Less is More and Legacy Content

Fine-tuned information access relies on distinct data points for good results. With more elements of content and associated metadata, data quality will become a new challenge for technical writers. It will be important to weed out duplicates from an ever-growing content database, as well as to consolidate metadata into a process of continuous improvements. As quality will be nearly impossible to manually control, given the amount of information, software tools for analysing and reporting data quality should be employed to target texts with similar content and incorrect metadata entries (tekom.de, 2017).

Whereas new technical content will be created by taking metadata into consideration and will be prepared for contextualised delivery, the outdated format of useful legacy content may lead to it being overlooked in cases of Industry 4.0. However, companies that don’t want to invest the time and manpower required to transform existing manuals into intelligent information are limited to new content – and the differences in content quality and access methods can disturb the user experience (ceur-ws.org, September 2016). AI could provide the solution, as approaches based on Machine Learning can already be utilised to augment legacy data for content delivery portals. Paired with human quality control, this would enable the semi-automatic processing of large numbers of documents, retrieving and filtering older content in the same way as the new.

Brave New World

Despite recent innovations, these methods of advanced technical development and delivery have yet to be broadly implemented throughout the planning and publishing stages.
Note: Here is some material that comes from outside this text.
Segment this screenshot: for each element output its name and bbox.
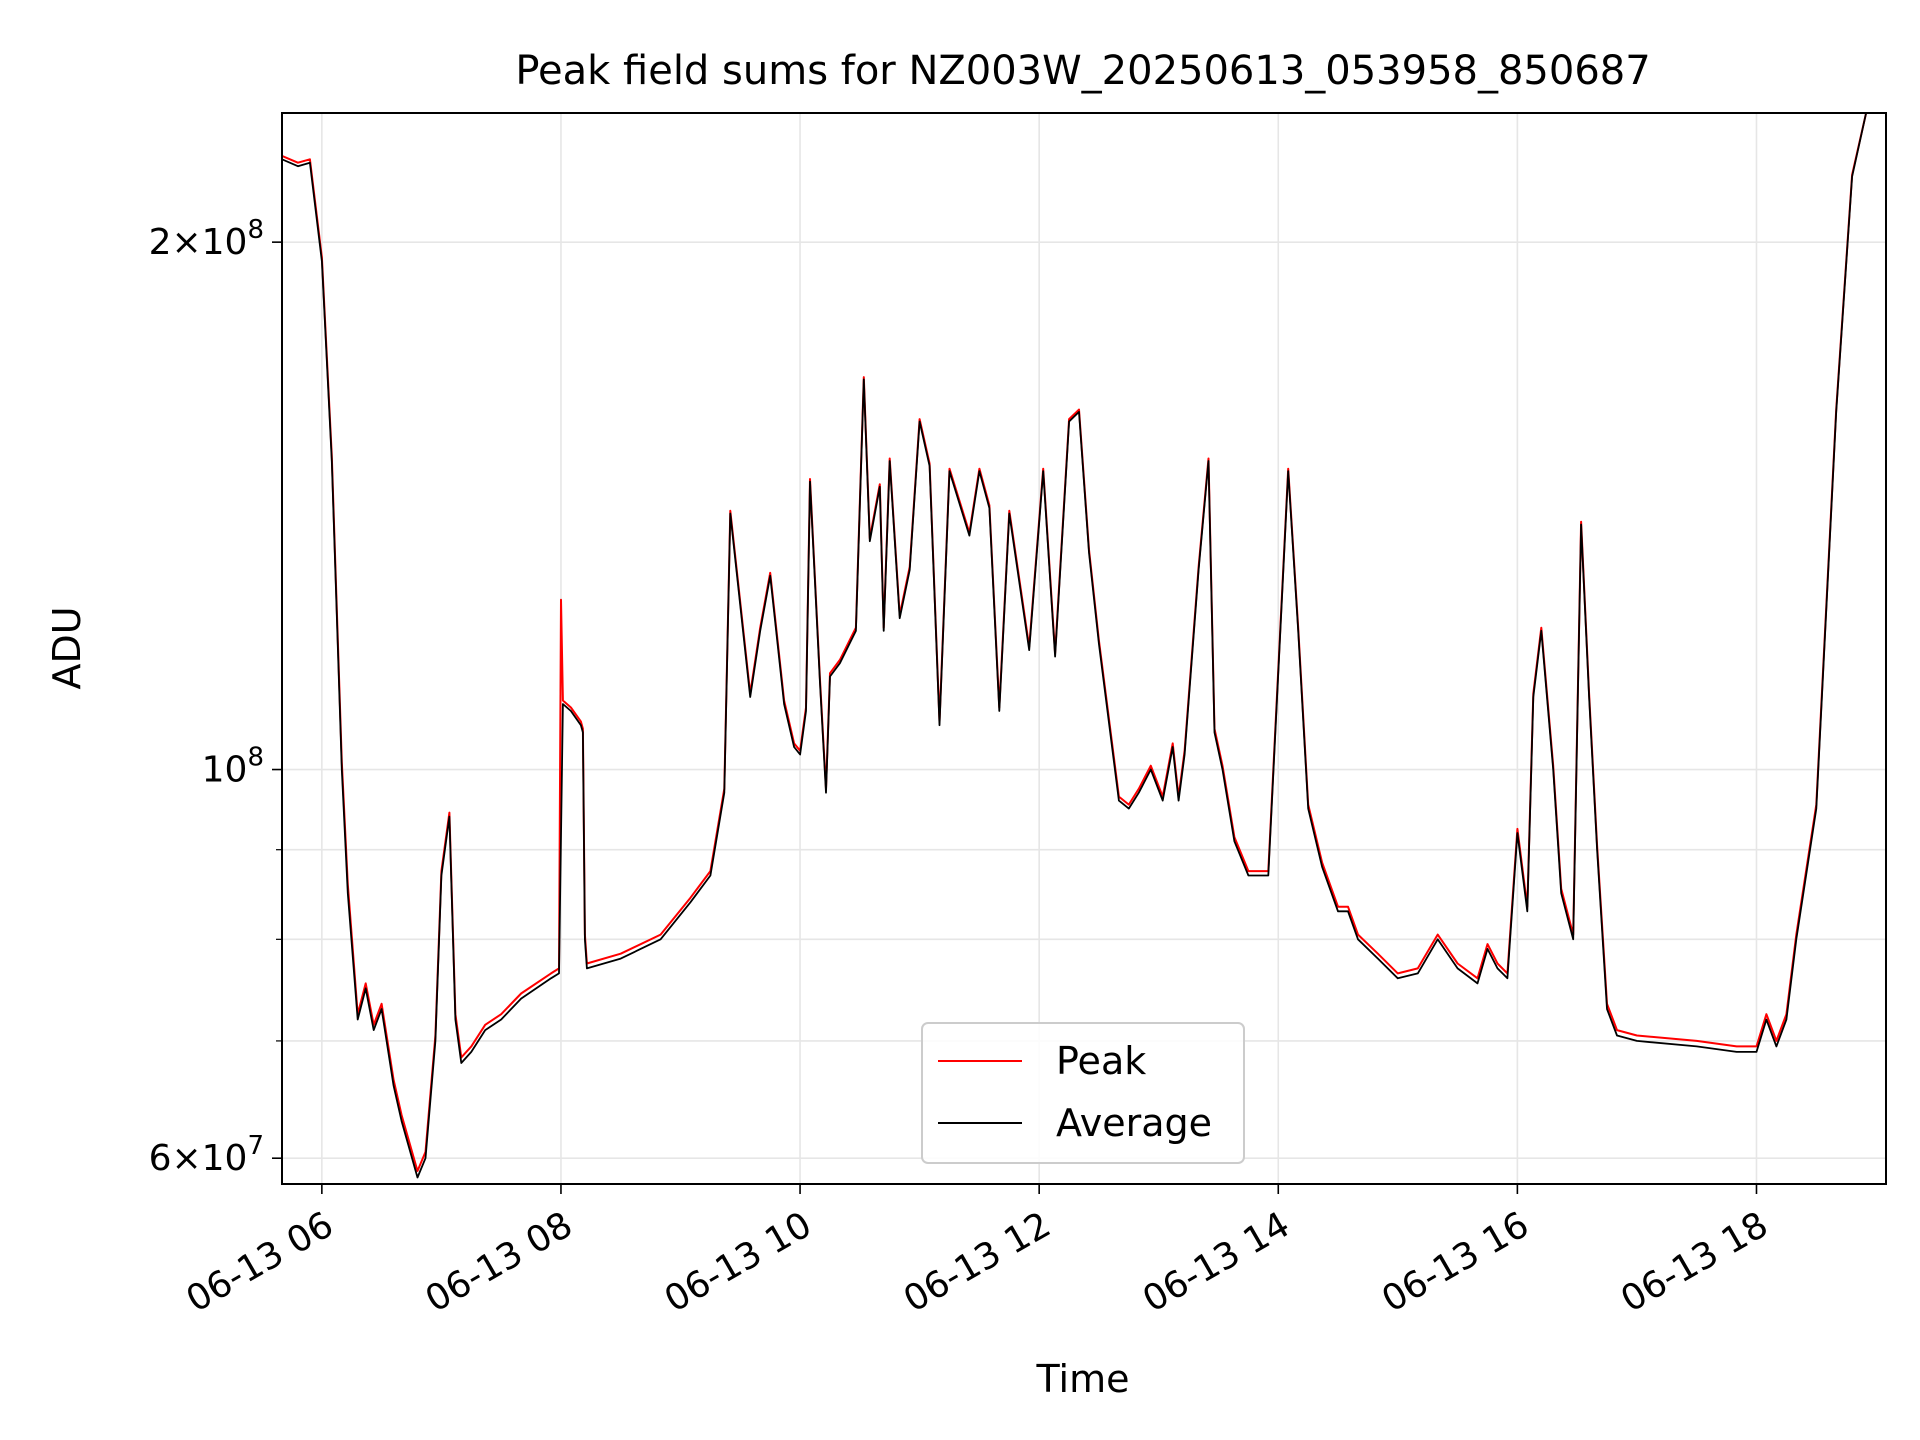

In order to meet and better serve the products and services available, the technical content of the future needs to be structured to fit into processes fuelled by ever growing amounts of data in smart factories. And the use of AI and deep learning, designed to enhance content management, must be considered in order to make information available – for everyone, anywhere, and in any language.

As Industry 4.0 evolves and there are changing demands for the way documentation is written and published, technical writers will face new challenges that go far beyond adopting a neutral tone.

Within this paradigm shift – away from document-based product manuals and towards service-oriented content presentation – technical writers will need to adopt methodical concepts, such as modularisation and metadata models, and have a thorough understanding of the apps, software and learning programmes involved. Indeed, as experts of metadata-driven content creation, they will evolve from writers into “knowledge managers”, who work at the crossroads between production and IT, to deliver dynamic content beyond the current document context (tcworld.info, March 2018).